Menyusul pengumuman hasil kelulusan SPMB Online SMP yang telah diterbitkan pada, Rabu (1/7/2026) sore kemarin,  diimbau kepada seluruh orang tua atau wali murid untuk segera melakukan proses daftar ulang.

Tahapan ini dirancang dengan sangat ringkas guna meringankan beban masyarakat. Adapun jadwal penting tahapan kelanjutan SPMB SMP Kota Pekanbaru adalah sebagai berikut:

Daftar ulang calon peserta didik lulus dilaksanakan mulai 2 sampai 4 Juli 2026 secara langsung di SMP tujuan masing-masing.

Plt Kepala Dinas Pendidikan Kota Pekanbaru, Alek Kurniawan mengatakan untuk pendaftaran pemenuhan kuota (Bagi yang belum lulus) dibuka pada tanggal 2 sampai 3 Juli 2026, pukul 08.00 WIB hingga 16.00 WIB, bertempat di Aula Dinas Pendidikan Kota Pekanbaru.

Bagi calon peserta didik yang belum berkesempatan lulus pada seleksi reguler kemarin, Pemko Pekanbaru membuka pintu selebar-lebarnya melalui jalur Pendaftaran Pemenuhan Kuota.

"Langkah ini dihadirkan agar sekolah-sekolah yang masih memiliki daya tampung tersedia dapat dimanfaatkan secara maksimal," ujar Alek.

Seluruh pelayanan pemenuhan kuota dipusatkan di Aula Dinas Pendidikan untuk memberikan pelayanan satu pintu yang cepat, ramah, dan transparan bagi masyarakat.

Untuk menjaga nilai integritas, keadilan, dan pemerataan pendidikan, Dinas Pendidikan Kota Pekanbaru menegaskan bahwa seluruh proses seleksi, daftar ulang, hingga pemenuhan kuota ini 100persen bebas dari biaya apa pun.

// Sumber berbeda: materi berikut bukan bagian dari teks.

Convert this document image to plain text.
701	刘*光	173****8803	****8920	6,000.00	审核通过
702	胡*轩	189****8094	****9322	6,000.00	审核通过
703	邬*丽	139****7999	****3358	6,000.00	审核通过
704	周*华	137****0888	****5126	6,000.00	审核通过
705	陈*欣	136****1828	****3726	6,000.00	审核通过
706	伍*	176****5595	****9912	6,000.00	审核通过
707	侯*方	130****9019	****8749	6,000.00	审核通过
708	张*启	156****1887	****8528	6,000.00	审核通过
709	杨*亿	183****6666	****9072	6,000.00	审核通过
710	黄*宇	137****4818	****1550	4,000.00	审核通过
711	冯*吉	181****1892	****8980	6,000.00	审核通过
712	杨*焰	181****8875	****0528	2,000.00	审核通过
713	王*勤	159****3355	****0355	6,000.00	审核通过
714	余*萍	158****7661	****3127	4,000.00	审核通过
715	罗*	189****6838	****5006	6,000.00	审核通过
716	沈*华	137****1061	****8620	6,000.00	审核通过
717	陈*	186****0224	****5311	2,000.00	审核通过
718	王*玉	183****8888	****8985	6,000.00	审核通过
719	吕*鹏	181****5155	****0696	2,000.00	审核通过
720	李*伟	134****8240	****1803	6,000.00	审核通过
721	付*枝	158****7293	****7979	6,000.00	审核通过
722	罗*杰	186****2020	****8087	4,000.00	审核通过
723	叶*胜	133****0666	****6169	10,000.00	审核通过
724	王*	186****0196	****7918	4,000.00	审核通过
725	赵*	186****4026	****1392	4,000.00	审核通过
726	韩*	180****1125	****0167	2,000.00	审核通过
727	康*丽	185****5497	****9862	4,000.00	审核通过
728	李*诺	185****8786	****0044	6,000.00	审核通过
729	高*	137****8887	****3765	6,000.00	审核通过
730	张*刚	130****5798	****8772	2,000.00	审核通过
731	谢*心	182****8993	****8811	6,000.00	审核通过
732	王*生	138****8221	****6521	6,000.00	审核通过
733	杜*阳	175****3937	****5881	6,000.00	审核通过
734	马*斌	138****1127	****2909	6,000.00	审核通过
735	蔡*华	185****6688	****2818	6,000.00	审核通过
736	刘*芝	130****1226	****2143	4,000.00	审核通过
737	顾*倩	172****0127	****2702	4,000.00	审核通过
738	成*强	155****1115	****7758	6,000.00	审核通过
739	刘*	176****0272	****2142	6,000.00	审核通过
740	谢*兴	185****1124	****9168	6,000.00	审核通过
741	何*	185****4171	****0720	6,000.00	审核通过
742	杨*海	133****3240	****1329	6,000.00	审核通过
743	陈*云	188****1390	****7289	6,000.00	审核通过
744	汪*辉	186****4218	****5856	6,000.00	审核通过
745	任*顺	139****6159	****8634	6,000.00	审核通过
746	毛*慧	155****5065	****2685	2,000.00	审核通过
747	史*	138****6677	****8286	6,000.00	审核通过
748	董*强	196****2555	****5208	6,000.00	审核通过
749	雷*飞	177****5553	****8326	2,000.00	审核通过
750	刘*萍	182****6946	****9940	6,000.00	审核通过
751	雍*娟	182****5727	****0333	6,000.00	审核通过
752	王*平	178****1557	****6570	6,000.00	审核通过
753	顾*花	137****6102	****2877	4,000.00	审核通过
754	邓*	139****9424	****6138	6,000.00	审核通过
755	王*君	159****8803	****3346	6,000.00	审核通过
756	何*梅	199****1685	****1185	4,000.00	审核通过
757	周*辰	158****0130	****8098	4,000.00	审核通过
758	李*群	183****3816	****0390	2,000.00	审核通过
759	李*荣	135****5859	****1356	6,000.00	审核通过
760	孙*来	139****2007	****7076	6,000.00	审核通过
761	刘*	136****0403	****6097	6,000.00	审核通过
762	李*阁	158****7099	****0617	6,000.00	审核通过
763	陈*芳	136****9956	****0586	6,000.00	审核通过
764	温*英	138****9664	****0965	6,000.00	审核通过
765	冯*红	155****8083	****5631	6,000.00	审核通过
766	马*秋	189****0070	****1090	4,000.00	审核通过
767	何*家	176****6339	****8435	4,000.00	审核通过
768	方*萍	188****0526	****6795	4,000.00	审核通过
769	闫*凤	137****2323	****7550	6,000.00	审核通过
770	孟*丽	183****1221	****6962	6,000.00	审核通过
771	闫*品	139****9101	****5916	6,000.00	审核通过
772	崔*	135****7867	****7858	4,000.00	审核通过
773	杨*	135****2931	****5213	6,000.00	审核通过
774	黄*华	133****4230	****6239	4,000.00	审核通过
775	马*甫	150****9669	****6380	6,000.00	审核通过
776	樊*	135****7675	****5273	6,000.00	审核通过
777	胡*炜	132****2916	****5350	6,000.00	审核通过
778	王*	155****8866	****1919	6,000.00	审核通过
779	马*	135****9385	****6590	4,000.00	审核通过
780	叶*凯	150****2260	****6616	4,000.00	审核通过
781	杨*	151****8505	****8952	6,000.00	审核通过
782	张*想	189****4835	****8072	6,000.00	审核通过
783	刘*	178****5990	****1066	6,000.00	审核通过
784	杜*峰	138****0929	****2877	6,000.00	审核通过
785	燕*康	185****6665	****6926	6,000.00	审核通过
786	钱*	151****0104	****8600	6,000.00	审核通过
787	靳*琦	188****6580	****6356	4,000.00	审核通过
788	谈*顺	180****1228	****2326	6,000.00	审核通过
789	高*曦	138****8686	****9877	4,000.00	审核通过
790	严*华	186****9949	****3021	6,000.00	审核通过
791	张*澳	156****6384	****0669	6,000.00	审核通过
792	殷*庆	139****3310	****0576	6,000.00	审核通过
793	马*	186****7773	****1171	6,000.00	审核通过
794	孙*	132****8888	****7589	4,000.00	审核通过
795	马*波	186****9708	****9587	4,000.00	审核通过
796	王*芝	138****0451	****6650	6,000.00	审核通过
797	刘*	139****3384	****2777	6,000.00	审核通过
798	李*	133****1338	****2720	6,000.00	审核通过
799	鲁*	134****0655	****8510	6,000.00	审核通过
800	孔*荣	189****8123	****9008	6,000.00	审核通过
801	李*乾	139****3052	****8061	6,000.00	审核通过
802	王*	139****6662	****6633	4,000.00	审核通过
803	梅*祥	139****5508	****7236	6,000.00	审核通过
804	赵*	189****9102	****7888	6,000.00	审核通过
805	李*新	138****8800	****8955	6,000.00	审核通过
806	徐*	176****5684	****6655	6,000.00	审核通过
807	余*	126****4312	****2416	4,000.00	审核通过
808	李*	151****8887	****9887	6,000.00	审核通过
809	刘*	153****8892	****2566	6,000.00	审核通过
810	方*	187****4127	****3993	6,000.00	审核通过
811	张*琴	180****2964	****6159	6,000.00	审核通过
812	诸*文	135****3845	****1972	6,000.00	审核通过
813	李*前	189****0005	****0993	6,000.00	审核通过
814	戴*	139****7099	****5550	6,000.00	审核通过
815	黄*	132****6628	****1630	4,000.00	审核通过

Pihaknya melarang keras segala bentuk kompromi di luar sistem yang berlaku. Masyarakat diimbau dengan sangat agar tidak memercayai oknum atau calo mana pun yang menjanjikan kelulusan atau jaminan masuk ke SMP Negeri dengan meminta sejumlah uang. 

Jika masyarakat menemukan, melihat, atau mengalami praktik kecurangan dan pungutan liar (pungli), segera laporkan secara resmi ke kanal pengaduan Inspektorat Kota Pekanbaru,.Tim UPG ( Unit Pengendalian Gratifikasi) Inspektorat Kota Pekanbaru, dan Ombudsman RI Perwakilan Provinsi Riau.

"Melalui keterbukaan informasi dan sistem yang akuntabel ini, Pemerintah Kota Pekanbaru mengajak seluruh elemen masyarakat untuk bersama-sama mengawal pendidikan anak-anak kita, demi mewujudkan generasi masa depan Pekanbaru yang cerdas, unggul, dan bebas dari putus sekolah," pungkasnya.